With the DVD business continuing to fall down the rabbit hole, movie studios are looking for new ways to boost revenues, and "Alice" may be part of the solution.
This weekend Disney's "Alice in Wonderland" will re-write the rules of the game, opening the door for more experimentation with the home entertainment model down the line.
Studios typically start selling DVDs four months after a movie opens in theaters, waiting to ensure DVDs don't steal from ticket sales. But Disney is releasing 'Alice in Wonderland' DVDs a month earlier than usual, just 13 weeks after its big screen debut.
And every theater company is on board with this plan.

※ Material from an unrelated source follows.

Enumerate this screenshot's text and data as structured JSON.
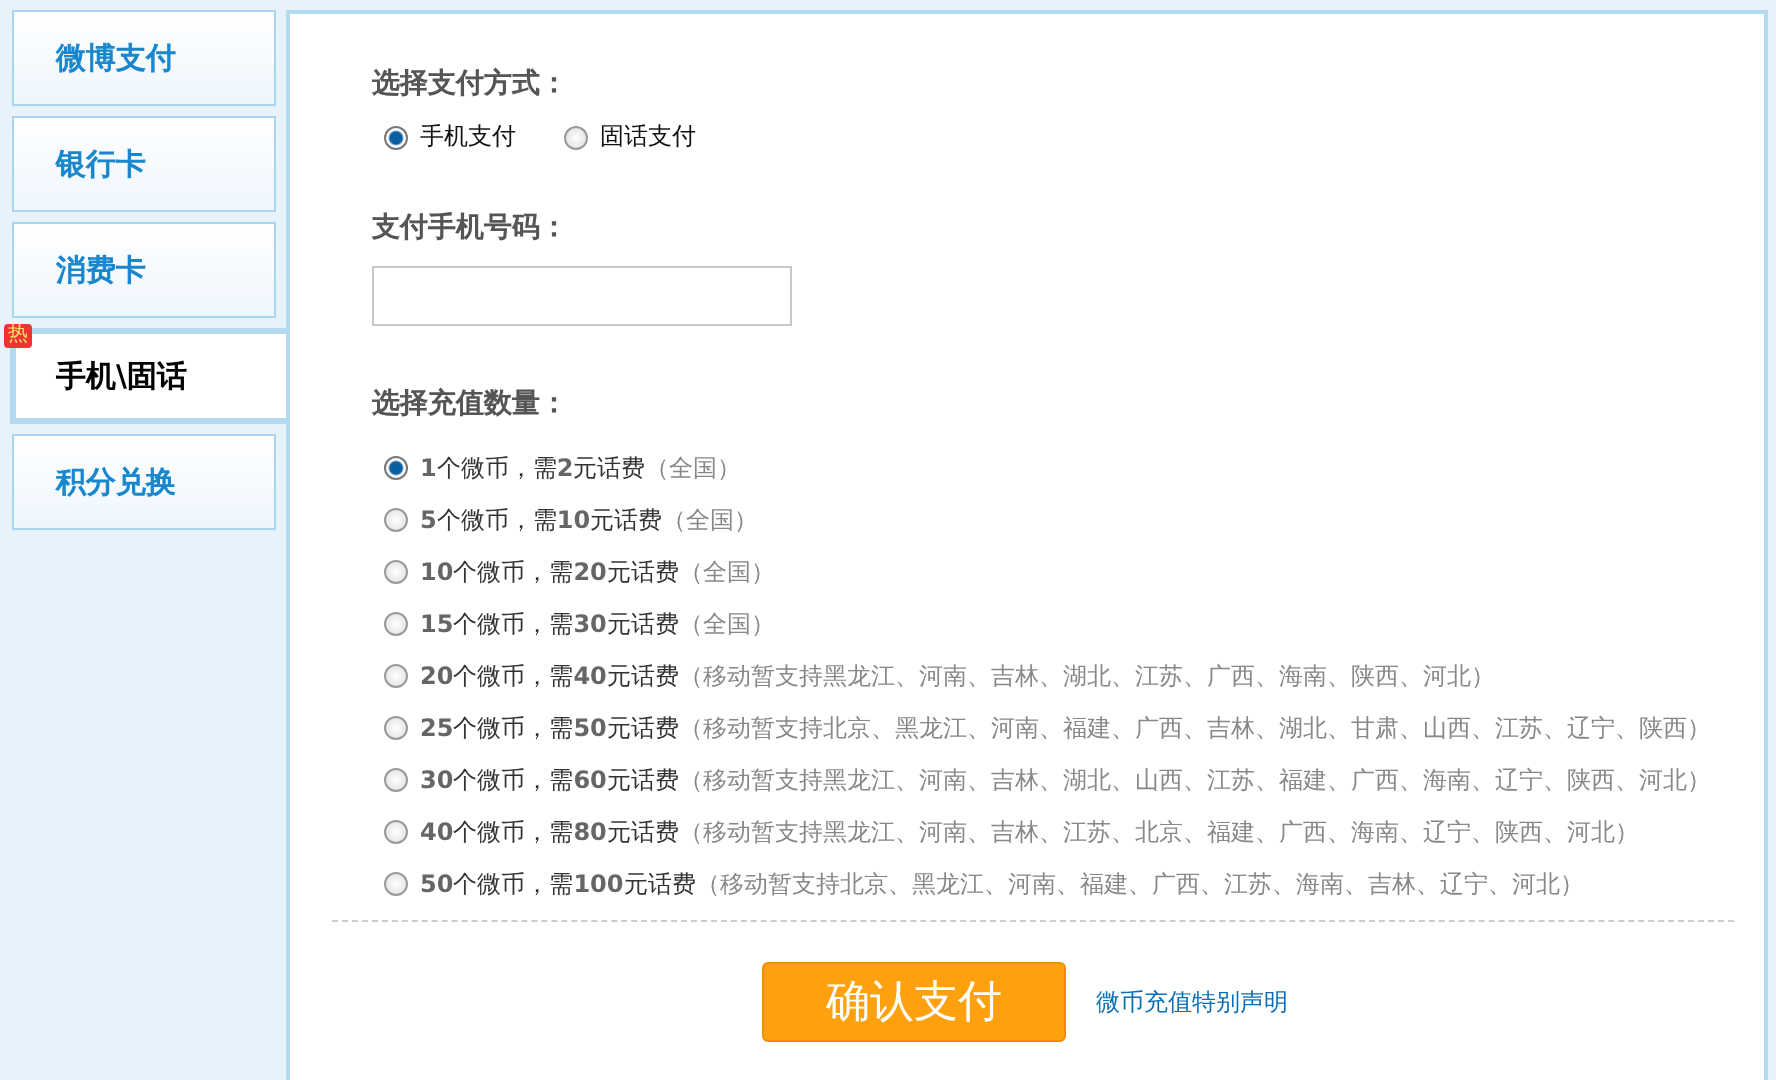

The big surprise isn't that Disney wants to accelerate its DVD release, but that it's pulling off this faster DVD release without movie theater protest.
Disney's DVD plans for "Alice" prompted two major European theater chains to threaten a boycott of the film. And industry insiders in the U.S. raised concerns that this could discourage moviegoers on the fence from shelling out thirteen bucks for a 3-D ticket. But now all the theaters are on board and AMC, one of the nation's largest chains, even issued a press release in support of the film's "technological innovations."
Theater chains (RGC, CNK, IMAX) expect this to be an ongoing issue, so they're negotiating with studios to limit shorter DVD windows to a few movies a year. It's possible that they'll also demand a larger percentage of ticket revenue from films with a faster DVD release.
A shorter DVD release window will likely have a minimal affect on the box office, according to Adams Media Research. But on the flip side, Disney's move could prompt positive change for the DVD business.
So what's the big deal for the movie industry?
Movie DVD sales declined 13 percent last year, and with increased digital piracy, the studio is eager to get legal copies of their films on sale as quickly as possible. Releasing a DVD earlier allows DVD to tap into the marketing and buzz around the theatrical release, saving millions in marketing. Disney says it aims to get the DVD out before "World Cup" mania distracts shoppers from DVD release.
Video-on-demand releases are generally tied to DVD releases, timed about a month later, so this allows studios to start offering films on demand earlier. Video-on-demand is the most profitable revenue stream for the studios by far, so we can expect the timing of this revenue window to be in the spotlight.
Warner Brothers has also been looking to change the rules. The studio's home entertainment business, run by Kevin Tsujihara has been experimenting with releasing video-on-demand earlier, in some test cases before a DVD comes out. Last month Warner Bros. announced it's doing a faster DVD release for "Guardians of Ga'Hoole," which is coming out in the fall.
The goal there is to get the DVD out before Christmas.